Award-winning brewmaster Craig Cauwels, left, and chief operating officer Michael LaCross launched their Morgan Territory Brewing company in 2016 in Tracy. (Courtesy Jay R. Brooks)
The recent California Beer Summit offered plenty of news — ranging from cautious optimism to woeful doom — on the state of the craft beer world. But there was some very good news for the Bay Area breweries who triumphed at the summit’s 2023 Brewers Cup.
Let’s start with that rosy news, because out of 246 medals awarded in 83 categories at the festivities held in mid-March in Sacramento, the champion that emerged was Morgan Territory Brewing in Tracy — and soon in Pleasant Hill. Named Brewery of the Year, Morgan Territory won eight medals, including two in a single category, a gold for Lubricator and a bronze for Big Bock Energy, both bocks.
Other Bay Area gold medal winners included Half Moon Bay Brewing for its Saison, Sunnyvale’s Faultline Brewing for its Oktoberfest and Danville Brewing for its Chocolate Raspberry Royale. Vacaville’s Solano Brewing won in the hazy double IPA category for Hazy on the 80, and in San Francisco, Fort Point’s SHW, a Korean-style lager collaboration with San Ho Won, won in the international-style Pilsener category.
In Oakland, Original Pattern Brewing won gold for Can’t Win ’em All (which in this case proved untrue) among international-style pale ales.

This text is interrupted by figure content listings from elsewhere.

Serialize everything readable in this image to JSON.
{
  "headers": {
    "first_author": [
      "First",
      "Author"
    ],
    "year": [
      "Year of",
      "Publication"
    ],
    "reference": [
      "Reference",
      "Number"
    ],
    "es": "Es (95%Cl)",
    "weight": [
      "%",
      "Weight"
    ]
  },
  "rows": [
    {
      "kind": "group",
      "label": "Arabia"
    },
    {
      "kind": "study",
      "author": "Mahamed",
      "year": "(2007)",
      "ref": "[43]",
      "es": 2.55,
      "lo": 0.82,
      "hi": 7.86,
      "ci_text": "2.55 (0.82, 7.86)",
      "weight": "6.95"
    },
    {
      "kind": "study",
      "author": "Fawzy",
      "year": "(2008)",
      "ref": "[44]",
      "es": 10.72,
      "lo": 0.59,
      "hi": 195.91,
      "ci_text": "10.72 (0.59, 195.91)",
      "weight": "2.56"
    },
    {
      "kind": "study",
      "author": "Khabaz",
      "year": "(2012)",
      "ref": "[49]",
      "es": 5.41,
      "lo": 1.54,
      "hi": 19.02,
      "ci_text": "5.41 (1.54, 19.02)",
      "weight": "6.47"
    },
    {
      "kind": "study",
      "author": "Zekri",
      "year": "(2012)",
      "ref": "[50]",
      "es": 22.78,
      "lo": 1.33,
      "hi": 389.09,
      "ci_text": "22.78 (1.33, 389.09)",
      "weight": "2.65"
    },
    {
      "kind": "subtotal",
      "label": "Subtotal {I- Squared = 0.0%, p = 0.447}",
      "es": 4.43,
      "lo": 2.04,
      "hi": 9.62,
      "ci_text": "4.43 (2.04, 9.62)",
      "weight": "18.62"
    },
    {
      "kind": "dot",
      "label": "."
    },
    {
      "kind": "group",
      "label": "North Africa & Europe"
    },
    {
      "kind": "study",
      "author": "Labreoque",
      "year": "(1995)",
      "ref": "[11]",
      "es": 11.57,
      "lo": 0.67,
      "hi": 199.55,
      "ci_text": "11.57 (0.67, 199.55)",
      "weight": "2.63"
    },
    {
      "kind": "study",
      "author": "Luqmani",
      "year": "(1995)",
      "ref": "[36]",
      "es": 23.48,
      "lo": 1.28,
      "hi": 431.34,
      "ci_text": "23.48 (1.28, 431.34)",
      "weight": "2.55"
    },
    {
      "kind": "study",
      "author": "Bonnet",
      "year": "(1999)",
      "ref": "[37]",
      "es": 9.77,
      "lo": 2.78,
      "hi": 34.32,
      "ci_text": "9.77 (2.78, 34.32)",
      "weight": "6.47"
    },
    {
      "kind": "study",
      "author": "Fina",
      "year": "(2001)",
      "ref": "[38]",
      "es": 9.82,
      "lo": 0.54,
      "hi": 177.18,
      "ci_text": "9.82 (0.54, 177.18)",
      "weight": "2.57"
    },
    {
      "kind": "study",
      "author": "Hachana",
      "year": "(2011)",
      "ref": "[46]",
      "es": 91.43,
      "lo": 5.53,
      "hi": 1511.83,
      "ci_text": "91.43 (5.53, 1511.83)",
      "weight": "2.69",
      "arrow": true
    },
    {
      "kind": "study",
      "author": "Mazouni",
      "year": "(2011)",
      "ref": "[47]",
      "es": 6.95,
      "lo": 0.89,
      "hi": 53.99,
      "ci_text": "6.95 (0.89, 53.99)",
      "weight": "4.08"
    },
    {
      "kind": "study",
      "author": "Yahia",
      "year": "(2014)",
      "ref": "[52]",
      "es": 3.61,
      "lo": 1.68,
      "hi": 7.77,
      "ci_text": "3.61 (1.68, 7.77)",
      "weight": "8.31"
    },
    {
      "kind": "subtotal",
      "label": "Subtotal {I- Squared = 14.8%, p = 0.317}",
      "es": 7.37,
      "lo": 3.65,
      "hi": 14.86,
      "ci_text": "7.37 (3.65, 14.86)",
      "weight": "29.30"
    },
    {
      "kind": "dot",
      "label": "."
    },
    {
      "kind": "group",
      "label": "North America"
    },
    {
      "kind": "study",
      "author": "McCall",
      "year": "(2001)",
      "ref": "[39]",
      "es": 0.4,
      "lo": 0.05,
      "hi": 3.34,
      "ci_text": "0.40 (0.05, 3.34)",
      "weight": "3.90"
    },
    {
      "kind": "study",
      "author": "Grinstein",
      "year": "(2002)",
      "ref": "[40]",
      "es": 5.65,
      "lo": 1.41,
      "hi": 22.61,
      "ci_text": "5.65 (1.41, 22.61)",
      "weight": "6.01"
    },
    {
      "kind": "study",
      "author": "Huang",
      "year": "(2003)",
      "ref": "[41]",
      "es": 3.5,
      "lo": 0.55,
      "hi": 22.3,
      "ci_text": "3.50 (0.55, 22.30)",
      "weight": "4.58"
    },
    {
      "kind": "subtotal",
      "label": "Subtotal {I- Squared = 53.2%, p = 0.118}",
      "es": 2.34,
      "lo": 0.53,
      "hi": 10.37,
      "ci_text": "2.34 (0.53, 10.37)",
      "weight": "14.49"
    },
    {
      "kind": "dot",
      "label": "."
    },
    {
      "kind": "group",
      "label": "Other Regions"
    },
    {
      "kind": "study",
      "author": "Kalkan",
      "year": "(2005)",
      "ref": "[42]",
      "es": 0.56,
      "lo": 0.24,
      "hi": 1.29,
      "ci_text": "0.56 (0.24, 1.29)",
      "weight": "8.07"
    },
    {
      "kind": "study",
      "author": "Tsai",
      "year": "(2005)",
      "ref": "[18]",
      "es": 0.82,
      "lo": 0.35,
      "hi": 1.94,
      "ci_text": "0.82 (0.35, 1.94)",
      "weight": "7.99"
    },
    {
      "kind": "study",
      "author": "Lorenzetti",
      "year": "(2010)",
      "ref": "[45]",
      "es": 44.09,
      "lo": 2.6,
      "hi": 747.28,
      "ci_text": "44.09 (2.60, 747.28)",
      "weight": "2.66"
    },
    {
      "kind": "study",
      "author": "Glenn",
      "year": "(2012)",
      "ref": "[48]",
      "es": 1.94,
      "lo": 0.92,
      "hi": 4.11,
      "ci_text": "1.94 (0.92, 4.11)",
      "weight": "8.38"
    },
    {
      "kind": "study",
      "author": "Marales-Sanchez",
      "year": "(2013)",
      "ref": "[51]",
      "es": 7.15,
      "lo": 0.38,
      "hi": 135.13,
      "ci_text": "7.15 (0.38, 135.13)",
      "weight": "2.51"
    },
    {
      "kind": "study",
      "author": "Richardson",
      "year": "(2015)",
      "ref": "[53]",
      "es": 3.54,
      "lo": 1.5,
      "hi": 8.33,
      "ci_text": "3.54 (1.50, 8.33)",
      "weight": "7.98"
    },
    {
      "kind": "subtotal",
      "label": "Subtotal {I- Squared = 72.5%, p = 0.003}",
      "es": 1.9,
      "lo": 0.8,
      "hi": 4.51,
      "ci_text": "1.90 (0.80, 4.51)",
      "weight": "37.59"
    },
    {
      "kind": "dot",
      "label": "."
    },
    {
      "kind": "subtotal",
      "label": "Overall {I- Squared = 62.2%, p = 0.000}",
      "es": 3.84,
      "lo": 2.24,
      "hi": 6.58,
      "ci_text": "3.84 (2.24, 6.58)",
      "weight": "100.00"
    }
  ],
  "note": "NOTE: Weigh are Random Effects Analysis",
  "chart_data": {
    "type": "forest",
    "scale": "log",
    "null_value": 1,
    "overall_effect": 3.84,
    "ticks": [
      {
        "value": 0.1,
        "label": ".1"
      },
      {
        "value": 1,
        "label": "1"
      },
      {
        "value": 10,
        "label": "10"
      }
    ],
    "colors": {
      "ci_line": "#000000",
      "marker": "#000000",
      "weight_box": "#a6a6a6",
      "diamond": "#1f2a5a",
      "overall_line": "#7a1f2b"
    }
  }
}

Ghost Town Brewing won two golds, for itsYokai, a sake-yeast beer, and Pythia, a Belgian-style fruit beer. And Buck Wild Brewing brought home a hat trick, winning gold, silver and bronze medals for its gluten-free beer.
Other Bay Area breweries that picked up awards include San Jose’s Strike Brewing and its Clandestine Brewing, Santa Cruz’s Humble Sea, Soquel’s Discretion, San Francisco’s Laughing Monk and San Rafael’s Pond Farm.
The rest of the summit was not as celebratory, as you might imagine from the first California Craft Brewers Association gathering since the pre-pandemic era.
The latest figures from the Brewers Association (BA) show more than 9,250 breweries operating in the United States, with a little more than 1,100 in California. (Pennsylvania is second with just shy of 500.) Of the 50 largest craft breweries, 10 are in the Golden State. That’s the good news.
But numerous challenges remain, as brewers struggle to return to pre-pandemic sales levels, said Bart Watson, the chief economist for the association. Keg sales and new brewery openings were already slowing a year before the pandemic arrived. Packaged beer — in bottles and cans — picked up as people were stuck at home; those sales are still doing fairly well now. But tavern use — i.e., people going out to bars and restaurants where beer is sold from kegs — has still not recovered, especially in California. Keg sales still lag. And many people are now drinking something other than beer.
The annual BA survey asked respondents why they drink less craft beer. Answer: They’re choosing something else. Brewery openings have slowed, just as winery and distillery openings are rising. It’s not unexpected that California would have more wineries than other states, but we now have nearly twice as many distilleries as the next two states combined.
Economics, distribution woes, labor market issues and changing tastes may mean rocky waters ahead.
Of course, that’s the doom and gloom scenario. Not everyone is so glum. The summit keynote speech was given by David Walker, co-founder of Paso Robles’ Firestone Walker Brewing, one of those top 10 breweries I mentioned. His speech touched on the challenges facing breweries, of course, but he had a more hopeful, stirring message too.
“Our story is the artisanal narrative, rooted in beer culture,” he said. “We need to be thinking like Scottish whisky makers, French Champagne makers, Mexican tequila distillers. We need to own who we are, which is great American craft brewers who changed the world of beer.”
He’s right in calling it our advantage. Craft beer was created by people who believed in it and continue to do so.
“Beer has been the social lubricant of civilization since the beginning of time. It’s not going away,” Walker said. “Brewers, for centuries, have been making beer locally, fresh, affordable, high-quality, delivering it to their friends. Think about the fidelity of that consumer relationship… It’s an enduring model.”
Now would be an excellent time to drink a toast.